Nick Sabalausky a at a.a
Wed Oct 6 14:02:56 PDT 2010


"Andrei Alexandrescu" <SeeWebsiteForEmail at erdani.org> wrote in message 
news:i8i8g3$2rof$1 at digitalmars.com...
> And then there was this nagging thing which is well-understood in the C++ 
> world. A sealed range returns by value and accepts by value. But in C++, 
> an object's copy constructor is arbitrarily expensive. The library must be 
> designed in accordance to that and carefully navigate around that issue.
>
> For example, swap is a fundamental primitive used in many algorithms. It 
> should swap objects at constant cost. Indeed, for references, swap is easy 
> to implement:
>
> void swap(T)(ref T lhs, ref T rhs)
> {
>     assert(!pointsTo(lhs, rhs) && !pointsTo(rhs, lhs)

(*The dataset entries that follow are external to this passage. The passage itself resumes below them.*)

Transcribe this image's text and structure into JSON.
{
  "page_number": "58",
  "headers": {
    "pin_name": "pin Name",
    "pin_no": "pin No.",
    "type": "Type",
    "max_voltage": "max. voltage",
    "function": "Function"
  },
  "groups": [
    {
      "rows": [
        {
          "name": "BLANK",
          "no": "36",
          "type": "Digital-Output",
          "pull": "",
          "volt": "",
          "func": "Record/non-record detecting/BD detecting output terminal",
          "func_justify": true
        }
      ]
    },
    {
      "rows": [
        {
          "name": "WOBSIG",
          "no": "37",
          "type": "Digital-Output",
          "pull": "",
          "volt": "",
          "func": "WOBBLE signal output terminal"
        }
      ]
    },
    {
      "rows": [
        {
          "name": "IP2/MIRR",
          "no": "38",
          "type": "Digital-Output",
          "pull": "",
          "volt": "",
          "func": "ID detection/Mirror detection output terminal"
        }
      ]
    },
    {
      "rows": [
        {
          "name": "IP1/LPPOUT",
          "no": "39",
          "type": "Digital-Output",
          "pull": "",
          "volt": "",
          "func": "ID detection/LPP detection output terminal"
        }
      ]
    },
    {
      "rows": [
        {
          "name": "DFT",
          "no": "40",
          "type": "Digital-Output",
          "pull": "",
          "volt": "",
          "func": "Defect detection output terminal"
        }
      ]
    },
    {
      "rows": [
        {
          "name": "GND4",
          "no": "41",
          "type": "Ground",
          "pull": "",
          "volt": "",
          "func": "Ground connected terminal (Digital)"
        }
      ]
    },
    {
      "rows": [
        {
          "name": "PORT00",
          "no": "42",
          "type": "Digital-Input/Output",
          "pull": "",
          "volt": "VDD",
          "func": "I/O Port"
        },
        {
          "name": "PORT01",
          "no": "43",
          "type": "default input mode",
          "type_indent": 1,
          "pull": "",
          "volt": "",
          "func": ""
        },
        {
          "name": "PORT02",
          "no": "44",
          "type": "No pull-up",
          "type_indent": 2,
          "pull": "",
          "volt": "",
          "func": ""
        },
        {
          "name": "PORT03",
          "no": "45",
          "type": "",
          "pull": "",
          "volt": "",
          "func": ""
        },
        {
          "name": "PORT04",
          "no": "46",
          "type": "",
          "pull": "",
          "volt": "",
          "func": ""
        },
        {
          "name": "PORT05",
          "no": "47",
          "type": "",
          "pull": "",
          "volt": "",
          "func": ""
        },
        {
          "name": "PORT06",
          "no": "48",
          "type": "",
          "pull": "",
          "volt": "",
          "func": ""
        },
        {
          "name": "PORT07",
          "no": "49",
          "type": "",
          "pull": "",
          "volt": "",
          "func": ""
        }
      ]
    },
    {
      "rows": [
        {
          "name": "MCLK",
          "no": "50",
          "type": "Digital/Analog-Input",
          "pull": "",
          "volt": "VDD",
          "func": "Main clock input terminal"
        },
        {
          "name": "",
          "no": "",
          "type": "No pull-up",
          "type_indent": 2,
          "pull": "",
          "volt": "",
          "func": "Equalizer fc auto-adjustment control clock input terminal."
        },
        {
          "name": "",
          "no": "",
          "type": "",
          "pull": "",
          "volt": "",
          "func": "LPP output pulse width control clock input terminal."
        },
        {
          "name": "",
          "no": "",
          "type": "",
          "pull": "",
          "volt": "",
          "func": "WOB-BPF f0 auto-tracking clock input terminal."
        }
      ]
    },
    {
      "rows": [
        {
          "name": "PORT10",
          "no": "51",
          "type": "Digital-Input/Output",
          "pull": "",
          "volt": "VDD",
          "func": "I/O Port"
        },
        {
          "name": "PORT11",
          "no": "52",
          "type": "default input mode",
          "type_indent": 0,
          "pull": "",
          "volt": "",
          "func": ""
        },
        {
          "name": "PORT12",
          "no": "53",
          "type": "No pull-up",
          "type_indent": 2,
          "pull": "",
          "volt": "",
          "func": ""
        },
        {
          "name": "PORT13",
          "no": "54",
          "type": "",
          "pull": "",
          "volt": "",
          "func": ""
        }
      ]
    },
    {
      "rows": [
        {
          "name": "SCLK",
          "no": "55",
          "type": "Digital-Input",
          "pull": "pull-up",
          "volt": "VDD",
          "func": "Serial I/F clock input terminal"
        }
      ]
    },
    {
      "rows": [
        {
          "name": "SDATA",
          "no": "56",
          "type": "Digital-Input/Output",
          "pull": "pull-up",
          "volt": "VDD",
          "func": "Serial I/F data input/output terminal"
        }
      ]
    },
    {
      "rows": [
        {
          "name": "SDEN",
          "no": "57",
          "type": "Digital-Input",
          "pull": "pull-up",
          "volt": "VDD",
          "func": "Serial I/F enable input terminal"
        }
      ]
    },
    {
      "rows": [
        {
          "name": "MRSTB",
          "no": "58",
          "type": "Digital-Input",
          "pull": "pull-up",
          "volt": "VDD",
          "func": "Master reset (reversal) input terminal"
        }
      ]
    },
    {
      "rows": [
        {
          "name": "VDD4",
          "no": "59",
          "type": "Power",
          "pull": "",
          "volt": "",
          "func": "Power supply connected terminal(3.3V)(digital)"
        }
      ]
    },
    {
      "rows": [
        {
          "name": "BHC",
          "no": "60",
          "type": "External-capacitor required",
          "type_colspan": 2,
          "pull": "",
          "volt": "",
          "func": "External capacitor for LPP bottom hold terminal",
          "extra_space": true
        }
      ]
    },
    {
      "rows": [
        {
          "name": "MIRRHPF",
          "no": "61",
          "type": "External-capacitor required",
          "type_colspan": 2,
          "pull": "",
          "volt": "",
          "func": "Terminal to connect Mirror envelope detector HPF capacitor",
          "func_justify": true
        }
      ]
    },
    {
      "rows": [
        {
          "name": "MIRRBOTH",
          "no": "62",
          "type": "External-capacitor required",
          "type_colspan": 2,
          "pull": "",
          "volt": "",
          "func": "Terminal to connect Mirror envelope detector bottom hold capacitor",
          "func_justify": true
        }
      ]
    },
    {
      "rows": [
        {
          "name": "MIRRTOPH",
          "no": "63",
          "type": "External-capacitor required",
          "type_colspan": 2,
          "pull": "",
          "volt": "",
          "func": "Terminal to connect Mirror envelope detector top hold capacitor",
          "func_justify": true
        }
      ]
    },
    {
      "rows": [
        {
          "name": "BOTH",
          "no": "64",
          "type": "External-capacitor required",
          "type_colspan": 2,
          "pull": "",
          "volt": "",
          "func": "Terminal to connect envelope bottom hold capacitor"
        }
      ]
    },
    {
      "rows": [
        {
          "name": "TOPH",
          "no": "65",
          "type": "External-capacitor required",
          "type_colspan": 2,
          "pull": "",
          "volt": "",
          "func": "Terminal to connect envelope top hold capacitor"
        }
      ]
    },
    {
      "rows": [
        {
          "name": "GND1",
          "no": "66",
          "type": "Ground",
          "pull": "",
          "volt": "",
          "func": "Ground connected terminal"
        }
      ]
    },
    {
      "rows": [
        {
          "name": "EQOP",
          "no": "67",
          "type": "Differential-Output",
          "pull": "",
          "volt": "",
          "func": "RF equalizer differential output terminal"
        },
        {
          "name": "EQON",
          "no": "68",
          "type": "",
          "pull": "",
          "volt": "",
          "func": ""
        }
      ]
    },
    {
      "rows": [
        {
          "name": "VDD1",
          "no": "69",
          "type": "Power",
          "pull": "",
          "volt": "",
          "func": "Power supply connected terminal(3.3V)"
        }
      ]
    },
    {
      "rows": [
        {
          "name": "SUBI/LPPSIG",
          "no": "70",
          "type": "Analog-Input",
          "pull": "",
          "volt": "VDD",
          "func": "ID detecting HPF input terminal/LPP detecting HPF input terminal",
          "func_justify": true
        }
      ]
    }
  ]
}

>         && !pointsTo(lhs, lhs) && !pointsTo(rhs, rhs));
>     T tmp = move(lhs);
>     lhs = move(rhs);
>     rhs = move(tmp);
> }
>
> or similar. However, a sealed range does not offer references, so trying 
> e.g.
>
> swap(r1.front, r2.front);
>
> will not work. This is a problem.
>
> To solve that problem, I introduced moveFront(), moveBack(), and 
> moveAt(size_t), all of which destructively read the front, back, or an 
> indexed element respectively off the range. Then you can swap r1.front 
> with r2.front at constant cost like this:
>
>     T tmp = r1.moveFront();
>     r1.front = r2.moveFront();
>     r2.front = move(tmp);
>
> All of this works and is rock-solid, but it does load the range interface 
> considerably. To a newcomer coming without the background above, a 
> full-fledged range definition may look quite loaded.
>
> One simplification is to simply decree that Phobos (and D in general) 
> shuns objects with eager copy. Any this(this) could be considered constant 
> cost. That would have two consequences:
>
> 1. It would simplify all ranges and many algorithms because there's no 
> more need for moveXxx and swapping can be done the old-fashioned way (with 
> assignments in inline code):
>
>     T tmp = r1.front;
>     r1.front = r2.front;
>     r2.front = tmp;
>
> In general many things become considerably easier if you can simply assume 
> that copying objects around won't be part of your complexity requirements 
> or the practical costs of your algorithm.
>
> 2. It would force certain types (such as BigInt) that allocate resources 
> and have value semantics to resort to reference counting.
>
> 3. It would give more legitimacy to sealed objects that return data by 
> value (as opposed to reference). I believe sealed objects are very 
> important for safety.
>
> 4. It would be a definite departure from C++, where all value copies are 
> considered of arbitrary cost. This would provide a convenient straw-man 
> for naysayers (e.g. "Hey, D calls the copy constructor even more often 
> than C++! No thanks, I'll stick with C++0x which solves it all with rvalue 
> references").
>
> 5. It would make things look and feel familiar to people coming from any 
> other languages than C++, who seldom need to define a costly this(this) at 
> all.
>
> Please discuss.
>

So you want to simplify usage of sealed ranges by forcing all classes that 
allocate in their ctor to be reference counted classes instead of GCed?